Notons que les extraits publiés depuis samedi dans The Gazette, puis dans Le Journal de Montréal, sont conformes en tout point avec le rapport final. Une grande portion du rapport sert ainsi à dire aux Québécois de souche de mieux traiter les minorités de la province.

Pas de crise

Cinglant à l'égard des médias, le document soutient qu'il n'y a pas eu de véritable crise des accommodements raisonnables, que la législation actuelle est efficace et que l'interculturalisme comme modèle d'intégration, malgré ses ratés, fonctionne bien.

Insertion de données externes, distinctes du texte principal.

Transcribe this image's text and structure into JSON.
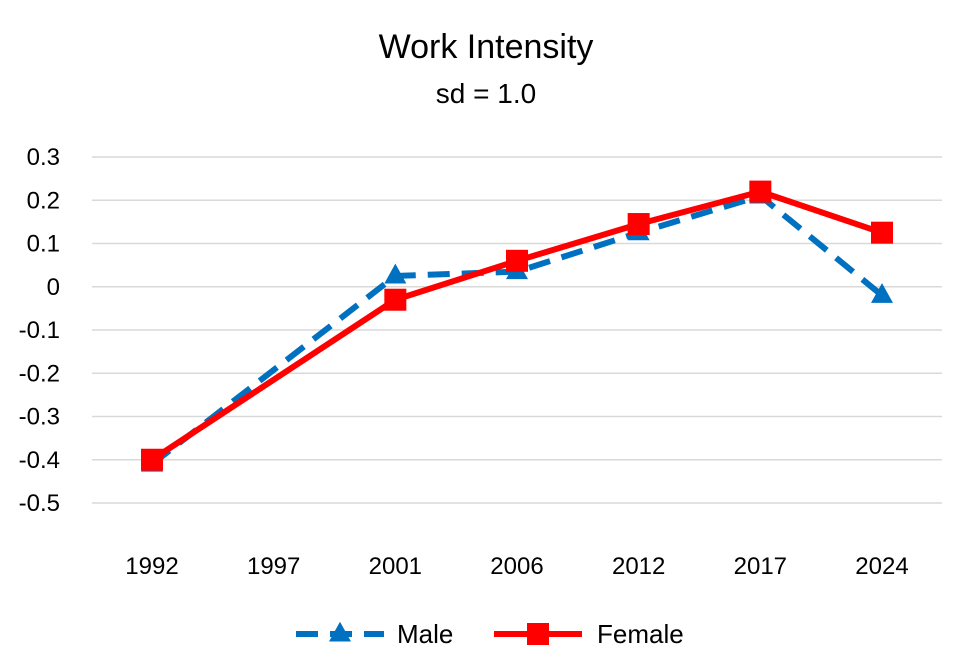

Au nom du principe de neutralité de l'État, les commissaires demandent l'interdiction du port de symboles religieux comme la kippa, le hijab et la croix pour les juges, les procureurs de la Couronne, les policiers, les gardiens de prison et le président et les vice- présidents de l'Assemblée nationale.

Les commissaires veulent également que Québec retire le crucifix qui est au-dessus du président de l'Assemblée nationale pour le replacer dans l'Hôtel du Parlement, «à un endroit qui puisse mettre en valeur sa signification patrimoniale».

Ce principe s'arrête cependant à ces agents de l'État et le port de symboles sera permis pour tous les autres fonctionnaires, comme les enseignants et les infirmières. Par souci d'équité, on suggère également l'octroi de congés religieux aux gens qui ne sont pas catholiques ou protestants.

Trop ?

MM. Bouchard et Taylor concluent tout de même que les nouveaux arrivants doivent se plier aux règles fondamentales de notre société dont le principe de l'égalité homme-femme, la mixité et la séparation de l'État et du pouvoir religieux.

Est-ce que ce rapport en demande plus aux Québécois de souche qu'aux gens des minorités ? «Un régime de laïcité est élaboré pour l'ensemble des citoyens. Porter des signes religieux à l'école, par exemple, c'est permis pour tous les Québécois et pas seulement aux musulmans», répond Gérard Bouchard.

La commission Bouchard-Taylor aura finalement coûté 3,6 M$, soit 1,4 M$ de moins que prévu au budget.

LES PRINCIPALES RECOMMANDATIONS DU RAPPORT

  • Promouvoir les valeurs publiques communes comme l'égalité homme-femme.

  • Retirer le crucifix au-dessus du siège du président de l'Assemblée nationale et le replacer dans l'Hôtel du Parlement.

  • Interdire le port de signes religieux par les magistrats, les procureurs de la Couronne, les policiers, les gardiens de prison, le président et les vice-présidents de l'Assemblée nationale.

  • Autoriser le port des symboles religieux pour les autres fonctionnaires, comme les enseignantes et les infirmières.

  • Abandonner la prière avant les conseils municipaux.

  • Encourager les employeurs à accorder des congés religieux payés.

  • Créer un office d'harmonisation interculturelle pour informer les citoyens sur les vertus du compromis.

  • Mettre sur pied un comité d'enquête indépendant pour examiner les pratiques des ordres professionnels en matière de reconnaissance des diplômes étrangers.

  • Hausser le financement aux organismes qui offrent des services aux immigrants.

  • Encourager les immigrants à s'installer en régions, notamment à Québec.